In my compound in South India, for a quarter of a century, a date palm tree grew and flourished. Years later a seed was carried by a bird and dropped at the foot of this palm tree. It was the seed of the sacred boh tree. It also sprouted and its slender, subtle shoot wound round the sturdy palm. Every year it grew higher until it finally towered above the date palm; and the higher it grew the more its winding stem thickened; and as it thickened it began to tighten its grip upon the other tree. That grip, so weak and innocent at first, soon became to the palm tree a grip of death. For every day so added to the encircling power of the boh tree that, about three years ago, it completely enshrouded and killed [pg 361] the palm. Today that boh tree stands alone, indicating, by its spiral form, where the unfortunate palm found its death; and it stretches forth its beautiful branches in rich verdure and in welcome shade to all who seek refuge from the heat of the tropical sun.

This is only a parable of the struggle which is witnessed in India today. For many centuries the tree of Brahmanism has flourished. It covers that whole land. But at its very root has been sown the seed of God's Word and there is growing out of it, in its beauty and strength, the sacred tree of our Faith. Already it has the old tree in its almighty grip. The work of death is progressing and the final issue is sure.

But it will not transpire in a day. The victory will come, is now coming.

But the resources of Hinduism are legion, and its strange fascination, to some extent, continues. India, which is increasingly becoming Christ's in thought and ideals, will become his in worship and ritual, when his name shall be heard in every home throughout the land. But we need patience; and the grand result to be achieved is worthy of the noblest endurance and of the most patient waiting.
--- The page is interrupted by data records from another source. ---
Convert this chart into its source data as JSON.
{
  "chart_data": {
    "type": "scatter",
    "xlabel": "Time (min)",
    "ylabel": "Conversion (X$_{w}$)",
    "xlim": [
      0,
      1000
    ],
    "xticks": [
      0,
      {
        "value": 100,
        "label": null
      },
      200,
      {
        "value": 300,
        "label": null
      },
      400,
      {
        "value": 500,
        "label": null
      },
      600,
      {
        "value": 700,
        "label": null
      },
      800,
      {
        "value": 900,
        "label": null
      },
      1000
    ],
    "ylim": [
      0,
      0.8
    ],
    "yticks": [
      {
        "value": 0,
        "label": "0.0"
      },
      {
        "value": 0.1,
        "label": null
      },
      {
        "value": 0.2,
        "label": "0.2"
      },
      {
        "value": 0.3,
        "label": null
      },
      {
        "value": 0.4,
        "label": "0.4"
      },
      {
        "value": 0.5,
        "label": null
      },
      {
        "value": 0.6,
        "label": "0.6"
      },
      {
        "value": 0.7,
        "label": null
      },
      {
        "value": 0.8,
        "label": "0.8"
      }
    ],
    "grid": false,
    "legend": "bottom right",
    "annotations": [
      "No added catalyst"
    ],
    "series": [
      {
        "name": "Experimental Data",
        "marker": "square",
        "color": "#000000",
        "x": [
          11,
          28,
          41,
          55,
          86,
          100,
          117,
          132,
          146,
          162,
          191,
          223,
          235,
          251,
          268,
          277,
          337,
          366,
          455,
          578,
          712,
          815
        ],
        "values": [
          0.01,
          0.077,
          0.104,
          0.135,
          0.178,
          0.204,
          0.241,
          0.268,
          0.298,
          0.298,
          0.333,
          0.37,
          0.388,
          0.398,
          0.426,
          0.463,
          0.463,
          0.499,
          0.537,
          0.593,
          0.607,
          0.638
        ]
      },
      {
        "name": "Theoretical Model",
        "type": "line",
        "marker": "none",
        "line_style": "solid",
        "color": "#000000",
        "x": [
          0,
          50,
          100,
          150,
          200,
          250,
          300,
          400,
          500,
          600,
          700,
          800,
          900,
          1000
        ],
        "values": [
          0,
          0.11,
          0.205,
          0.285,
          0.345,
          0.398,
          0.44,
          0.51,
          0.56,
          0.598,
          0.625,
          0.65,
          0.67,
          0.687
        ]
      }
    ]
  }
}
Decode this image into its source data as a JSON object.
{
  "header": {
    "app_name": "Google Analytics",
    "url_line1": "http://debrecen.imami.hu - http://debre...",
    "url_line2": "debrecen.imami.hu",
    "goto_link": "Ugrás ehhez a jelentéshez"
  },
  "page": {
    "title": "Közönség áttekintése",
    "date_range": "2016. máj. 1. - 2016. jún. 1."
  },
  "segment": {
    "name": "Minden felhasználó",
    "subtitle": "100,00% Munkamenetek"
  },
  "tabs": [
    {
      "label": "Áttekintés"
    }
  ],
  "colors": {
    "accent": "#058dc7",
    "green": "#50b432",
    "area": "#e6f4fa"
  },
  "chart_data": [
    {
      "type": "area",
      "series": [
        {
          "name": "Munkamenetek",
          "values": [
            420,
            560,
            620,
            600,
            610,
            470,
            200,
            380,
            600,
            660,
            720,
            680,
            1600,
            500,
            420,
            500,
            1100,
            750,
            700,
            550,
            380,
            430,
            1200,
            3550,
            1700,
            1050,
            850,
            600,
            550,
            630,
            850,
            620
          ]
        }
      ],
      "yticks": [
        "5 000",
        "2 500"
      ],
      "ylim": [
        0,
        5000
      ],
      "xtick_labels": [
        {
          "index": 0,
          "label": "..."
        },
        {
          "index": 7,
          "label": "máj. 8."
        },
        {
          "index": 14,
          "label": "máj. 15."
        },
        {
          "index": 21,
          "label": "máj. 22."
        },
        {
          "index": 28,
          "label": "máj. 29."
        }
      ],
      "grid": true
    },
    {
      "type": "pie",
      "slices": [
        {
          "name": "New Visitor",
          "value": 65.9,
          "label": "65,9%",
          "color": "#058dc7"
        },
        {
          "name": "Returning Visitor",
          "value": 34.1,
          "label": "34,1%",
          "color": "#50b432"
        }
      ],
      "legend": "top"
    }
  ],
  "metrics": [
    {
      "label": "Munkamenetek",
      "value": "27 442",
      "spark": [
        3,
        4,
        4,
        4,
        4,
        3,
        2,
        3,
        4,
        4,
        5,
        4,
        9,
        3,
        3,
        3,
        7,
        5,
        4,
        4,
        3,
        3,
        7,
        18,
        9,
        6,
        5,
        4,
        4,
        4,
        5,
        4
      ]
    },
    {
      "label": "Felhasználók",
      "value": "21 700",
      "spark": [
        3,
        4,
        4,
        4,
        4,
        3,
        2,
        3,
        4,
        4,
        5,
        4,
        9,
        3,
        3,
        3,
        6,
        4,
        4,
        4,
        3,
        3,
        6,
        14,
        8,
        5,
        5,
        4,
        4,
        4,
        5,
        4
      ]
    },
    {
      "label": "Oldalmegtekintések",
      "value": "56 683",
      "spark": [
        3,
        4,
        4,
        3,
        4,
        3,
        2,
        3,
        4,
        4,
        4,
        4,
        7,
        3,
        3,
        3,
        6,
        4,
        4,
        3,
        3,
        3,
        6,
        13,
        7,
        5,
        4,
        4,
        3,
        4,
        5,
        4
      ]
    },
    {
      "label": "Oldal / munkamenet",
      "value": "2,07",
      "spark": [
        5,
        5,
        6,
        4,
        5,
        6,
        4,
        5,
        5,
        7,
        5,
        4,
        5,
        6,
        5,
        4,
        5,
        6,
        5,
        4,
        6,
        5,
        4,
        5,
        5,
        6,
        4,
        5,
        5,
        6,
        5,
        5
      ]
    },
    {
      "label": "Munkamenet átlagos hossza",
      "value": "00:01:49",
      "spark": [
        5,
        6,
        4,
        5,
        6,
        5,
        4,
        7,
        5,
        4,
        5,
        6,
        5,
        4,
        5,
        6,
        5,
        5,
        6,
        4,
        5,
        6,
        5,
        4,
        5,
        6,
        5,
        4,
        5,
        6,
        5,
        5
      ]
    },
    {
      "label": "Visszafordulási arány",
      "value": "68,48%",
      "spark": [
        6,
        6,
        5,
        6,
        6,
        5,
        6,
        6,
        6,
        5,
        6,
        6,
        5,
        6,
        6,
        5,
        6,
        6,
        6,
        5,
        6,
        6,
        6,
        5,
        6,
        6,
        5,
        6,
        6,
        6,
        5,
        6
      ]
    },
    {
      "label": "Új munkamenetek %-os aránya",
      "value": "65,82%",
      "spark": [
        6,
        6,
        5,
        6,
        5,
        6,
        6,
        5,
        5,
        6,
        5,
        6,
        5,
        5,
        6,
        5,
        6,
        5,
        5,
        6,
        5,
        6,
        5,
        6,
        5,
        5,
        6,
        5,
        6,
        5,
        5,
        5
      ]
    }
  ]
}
Christian workers in that great land are faithfully labouring and hopefully waiting until the fruitful branches of the sacred tree of Christianity shall have spread over the whole land, so that its shade may be the refuge of all souls in distress and its fruit shall abound for the healing of all the nations of India.

The resources and the agencies of our Faith, which are now utilized for the furtherance of the truth in that land, are already wonderfully varied and potent; [pg 362] but they are also increasing annually in prevailing power as in bewildering variety. Every Christian drawn from Hinduism and added to the fold of Christ becomes, in himself, a force to draw and to win others to Christ. This power has already become the main agency in the growth of the church, and its efficiency is to grow in geometric ratio as the years increase.

The great need of India today is the power of the Holy Spirit of God. His people must bring themselves much more into subjection to his Spirit, that they may, the more fully, be the vehicles of His grace to others and the channel of His power in the land. The dangers of God's Church are, and will preëminently be, dangers from within rather than from without. It is Hinduism, godlessness and sin within which must be fought with an eternal vigilance and an uncompromising hostility. And for this a larger baptism will mean a mighty fire of God kindled in the whole Church such as will burn all its dross and consume all opposition. And then shall we speedily witness the great desire of our heart—a happy, prosperous India, because it will be Emmanuel's land—a part of the great Fold of Christ.

This consummation is as sure as God's own promises, for, in all his work, the missionary is not only encouraged by results achieved and by assurances given, but also by the double promise of God. First he has the promise of the Father to the Son:

“Ask of me and I will give to thee the heathen for thine inheritance and the uttermost parts of the earth for thy possession.” The Son has asked and is seeking the possession of the earth; and in the confidence [pg 363] of his assurance he exclaims, “All authority is given unto me in heaven and in earth.” And, to his waiting disciples, he adds, “Go ye therefore and make disciples of all nations.” And with this all-embracing command he coupled the all-satisfying promise, “Lo, I am with you always, even unto the end of the world.” Amen.